From Sequential to Parallel: How We Scaled URL Fetching in Our LLM-Powered Crawler
The Bottleneck Was Obvious (But We Built It Anyway)
When we first spun up the Vultr Crawler, our goal was simple: explore a site’s structure, classify pages using an LLM, and extract actionable schema. We didn’t care about speed—yet. So we wrote the fetcher the easy way: one URL at a time, top to bottom.
It worked fine for small sites. A 20-page docs site? Done in 15 seconds. But when we pointed it at larger properties—hundreds of pages, deep navigation trees—our exploration phase started taking minutes. Not because the LLM was slow. Not because parsing was heavy. But because we were waiting… and waiting… and waiting for each aiohttp.get() to finish before starting the next.
We knew sequential fetching was a bottleneck. But sometimes you have to ship first, then optimize. And on February 8th, 2026, we finally killed it.
Enter asyncio.Semaphore: Concurrency With Guardrails
We weren’t trying to DDoS anyone. Our crawler runs in shared environments, and the target sites aren’t ours.

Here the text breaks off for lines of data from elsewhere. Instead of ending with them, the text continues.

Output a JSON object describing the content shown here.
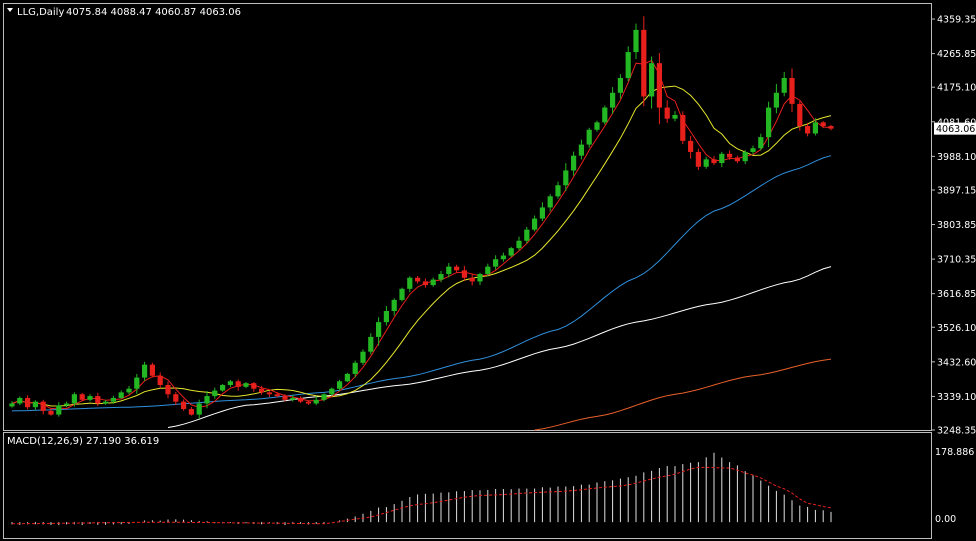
{
  "header": {
    "symbol_label": "LLG,Daily",
    "ohlc": "4075.84 4088.47 4060.87 4063.06"
  },
  "macd_header": {
    "label": "MACD(12,26,9) 27.190 36.619"
  },
  "chart_data": [
    {
      "type": "candlestick",
      "symbol": "LLG",
      "timeframe": "Daily",
      "ylim": [
        3248.35,
        4400
      ],
      "y_ticks": [
        "4359.35",
        "4265.85",
        "4175.10",
        "4081.60",
        "3988.10",
        "3897.15",
        "3803.85",
        "3710.35",
        "3616.85",
        "3526.10",
        "3432.60",
        "3339.10",
        "3248.35"
      ],
      "current_price": "4063.06",
      "colors": {
        "up": "#23b823",
        "down": "#e8201c",
        "ma_fast": "#e8201c",
        "ma_mid": "#e6e62d",
        "ma_blue": "#2f8fdc",
        "ma_white": "#ffffff",
        "ma_orange": "#e8602a"
      },
      "closes": [
        3320,
        3335,
        3310,
        3325,
        3300,
        3290,
        3315,
        3320,
        3345,
        3330,
        3340,
        3320,
        3325,
        3335,
        3350,
        3360,
        3390,
        3425,
        3395,
        3370,
        3345,
        3325,
        3305,
        3290,
        3320,
        3340,
        3355,
        3370,
        3380,
        3365,
        3375,
        3360,
        3350,
        3345,
        3340,
        3330,
        3335,
        3325,
        3320,
        3330,
        3345,
        3360,
        3380,
        3400,
        3430,
        3460,
        3500,
        3540,
        3570,
        3600,
        3630,
        3660,
        3650,
        3640,
        3655,
        3670,
        3690,
        3680,
        3660,
        3650,
        3670,
        3690,
        3710,
        3720,
        3740,
        3760,
        3790,
        3820,
        3850,
        3880,
        3910,
        3950,
        3990,
        4020,
        4060,
        4080,
        4120,
        4160,
        4200,
        4270,
        4330,
        4150,
        4240,
        4120,
        4090,
        4100,
        4030,
        4000,
        3960,
        3980,
        3970,
        3995,
        3985,
        3975,
        4000,
        4010,
        4040,
        4120,
        4160,
        4200,
        4130,
        4070,
        4050,
        4080,
        4070,
        4063.06
      ],
      "ma_blue_anchors": [
        [
          0,
          3300
        ],
        [
          15,
          3310
        ],
        [
          30,
          3330
        ],
        [
          40,
          3350
        ],
        [
          50,
          3390
        ],
        [
          60,
          3440
        ],
        [
          70,
          3520
        ],
        [
          80,
          3660
        ],
        [
          90,
          3840
        ],
        [
          100,
          3950
        ],
        [
          105,
          3990
        ]
      ],
      "ma_white_anchors": [
        [
          20,
          3255
        ],
        [
          30,
          3315
        ],
        [
          40,
          3340
        ],
        [
          50,
          3370
        ],
        [
          60,
          3410
        ],
        [
          70,
          3470
        ],
        [
          80,
          3540
        ],
        [
          90,
          3590
        ],
        [
          100,
          3650
        ],
        [
          105,
          3690
        ]
      ],
      "ma_orange_anchors": [
        [
          67,
          3248.35
        ],
        [
          75,
          3285
        ],
        [
          85,
          3345
        ],
        [
          95,
          3395
        ],
        [
          105,
          3440
        ]
      ]
    },
    {
      "type": "bar",
      "indicator": "MACD",
      "params": "12,26,9",
      "macd": 27.19,
      "signal": 36.619,
      "y_ticks": [
        "178.886",
        "0.00"
      ],
      "ylim": [
        -20,
        178.886
      ],
      "hist_anchors": [
        [
          0,
          -6
        ],
        [
          15,
          -5
        ],
        [
          18,
          6
        ],
        [
          22,
          5
        ],
        [
          27,
          -2
        ],
        [
          35,
          -6
        ],
        [
          40,
          -3
        ],
        [
          43,
          10
        ],
        [
          48,
          40
        ],
        [
          52,
          72
        ],
        [
          58,
          80
        ],
        [
          65,
          85
        ],
        [
          72,
          92
        ],
        [
          78,
          110
        ],
        [
          84,
          142
        ],
        [
          88,
          155
        ],
        [
          90,
          176
        ],
        [
          92,
          155
        ],
        [
          95,
          120
        ],
        [
          98,
          80
        ],
        [
          101,
          44
        ],
        [
          103,
          30
        ],
        [
          105,
          27.19
        ]
      ],
      "signal_anchors": [
        [
          0,
          -4
        ],
        [
          20,
          0
        ],
        [
          30,
          -2
        ],
        [
          40,
          -4
        ],
        [
          45,
          10
        ],
        [
          52,
          45
        ],
        [
          60,
          68
        ],
        [
          70,
          78
        ],
        [
          78,
          92
        ],
        [
          84,
          118
        ],
        [
          88,
          140
        ],
        [
          92,
          138
        ],
        [
          95,
          120
        ],
        [
          99,
          85
        ],
        [
          102,
          48
        ],
        [
          105,
          36.619
        ]
      ]
    }
  ]
}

So blind parallelism was off the table. We needed controlled concurrency—something that could run multiple fetches at once but wouldn’t overwhelm the network or the server.
That’s where asyncio.Semaphore came in.
We wrapped our fetch logic in a semaphore limited to 5 concurrent requests:
semaphore = asyncio.Semaphore(5)
async def fetch_url(session, url):
async with semaphore:
try:
async with session.get(url) as response:
content = await response.text()
return {"url": url, "content": content, "status": response.status}
except Exception as e:
return {"url": url, "error": str(e), "status": None}
This simple guard ensures that no more than 5 HTTP requests are active at any moment. The rest wait their turn—cooperatively—without blocking the event loop.
We paired this with asyncio.gather() to launch all exploration fetches as a single coroutine batch:
results = await asyncio.gather(
*[fetch_url(session, url) for url in urls_to_fetch],
return_exceptions=True
)
Each failed request returns an error object instead of crashing the whole batch. That’s critical when crawling real-world sites—timeouts, 404s, and TLS issues are the norm, not the exception.
We also preserved our rate limiting at the domain level, ensuring we never exceeded 1 request per 200ms on average. The semaphore handles concurrency; the rate limiter handles politeness. They work together like a good pit crew.
70% Faster Crawls, 5x Higher Capacity
The results were immediate.
On a test site with 120 pages, the old sequential fetcher took 2.8 minutes. The new parallel version? 52 seconds. That’s a 70% reduction—not bad for a 15-line change.
But the real win wasn’t just speed. It was scalability.
With sequential fetching, we capped max_pages at 100. Anything higher risked timeouts and poor UX. After switching to parallel fetching, we raised the cap to 500 pages—and the exploration phase still finishes under 3 minutes on most sites.
That opens up entirely new use cases: crawling large documentation hubs, API references, and support portals that were previously out of scope.
And because the event loop stays responsive, our LLM classification pipeline now receives URLs in batches faster, reducing idle time and improving end-to-end throughput.
This wasn’t a rewrite. It wasn’t a new framework or a distributed queue. Just one well-placed semaphore and a shift in mindset: stop waiting, start coordinating.
If you’re building crawlers, scrapers, or any I/O-heavy pipeline in Python, don’t underestimate the power of asyncio.Semaphore. It’s not flashy, but it’s the quiet hero of scalable concurrency.